While the gods of death were preoccupied with the fates of mortal souls passing on, what if the yugoloths were preoccupied with the “deaths” of souls/petitioners?
What if the death of a soul/petitioner actually gave power to the yugoloths? And what if the power gained was especially strong if the soul/petitioner died while in the Grey Wastes? Then the yugoloths would actually have a motivation to encourage lethal, bloody warfare to be fought on the Grey Wastes.
But how could they accomplish that…hmmm??? Lethal, BLOODy WARfare
Sure they could encourage an attack against the Upper Planes, but then the yugoloths might find themselves the targets of attacks by celestials. Much too risky. Better if they could find two (or more) groups of patsies that they could play off of each other while they officially take the stance of being neutral.
So that’s it in a nutshell. Any opinions? Too far out there? Did I overlook some obvious contradictions? Did I miss out on some cool potential for further plots or ideas?

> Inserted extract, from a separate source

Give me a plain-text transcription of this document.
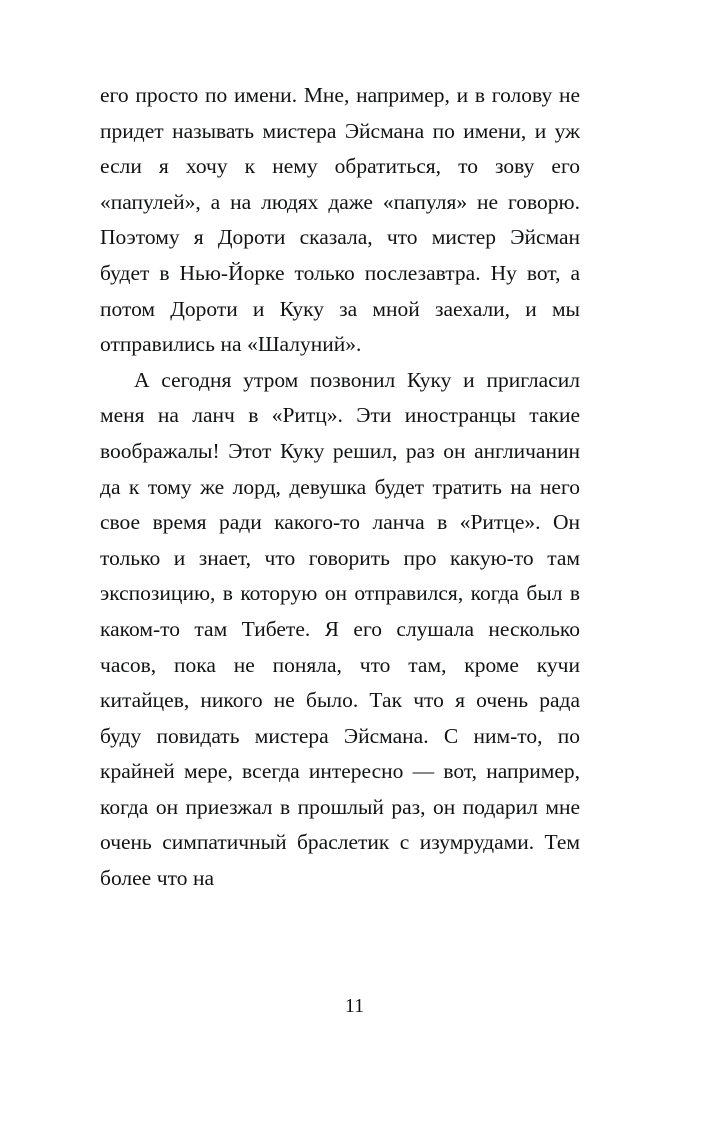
его просто по имени. Мне, например, и в голову не придет называть мистера Эйсмана по имени, и уж если я хочу к нему обратиться, то зову его «папулей», а на людях даже «папуля» не говорю. Поэтому я Дороти сказала, что мистер Эйсман будет в Нью-Йорке только послезавтра. Ну вот, а потом Дороти и Куку за мной заехали, и мы отправились на «Шалуний».

А сегодня утром позвонил Куку и пригласил меня на ланч в «Ритц». Эти иностранцы такие воображалы! Этот Куку решил, раз он англичанин да к тому же лорд, девушка будет тратить на него свое время ради какого-то ланча в «Ритце». Он только и знает, что говорить про какую-то там экспозицию, в которую он отправился, когда был в каком-то там Тибете. Я его слушала несколько часов, пока не поняла, что там, кроме кучи китайцев, никого не было. Так что я очень рада буду повидать мистера Эйсмана. С ним-то, по крайней мере, всегда интересно — вот, например, когда он приезжал в прошлый раз, он подарил мне очень симпатичный браслетик с изумрудами. Тем более что на

11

I dig the idea of the shadow souls. You're right, quite noncanonical, but it makes sense to several religions. For example, Hercules in Greek myth had his divine half go to Olympus, while his mortal half spends eternity in the Elysian fields. Voodoun has the idea of the gros-bon-ange and the petit-bon-ange, which are the higher, afterlife-bound soul and the lower, memory-holding soul, just as you've described here. Giving the gods of death mastery of those hordes of weaker souls seems like a good reason for them to desire the portfolio.
Unless this is a 4e thing I haven't seen, I've never heard of this happening. In 3e, a petitioner killed on their native plane merges with the plane, while a petitioner killed off-plane is utterly destroyed. (I prefer to think of a petitioner dying off-plane as being almost completely eradicated; being almost purely a different alignment, only the sliver of their soul that was still the alignment of the plane where they died gets absorbed; for instance, a Mechanus petitioner killed in Pandemonium would only have the fragment of chaos left in their soul, and a bit of their surviving evil, get absorbed.)
A devil, having been promoted, is a little luckier; while a devil killed on Baator is dead, just like any other petitioner -- its essence merges with the plane (presumably empowering it) -- a devil killed off-plane is banished to Baator and bound there for a century. It's often demoted by its superiors for its failure, but this is not an automatic result of its death. The process is similar for other fiends and celestials which were promoted from petitioners.
How might we rescue the general concept... perhaps the yugoloths have the ability to "skim off" some of the energy from any evil-aligned spells and powers used by the devils and demons while on the Waste, Gehenna, or Carceri, in places where the yugoloths have set up the appropriate energy traps?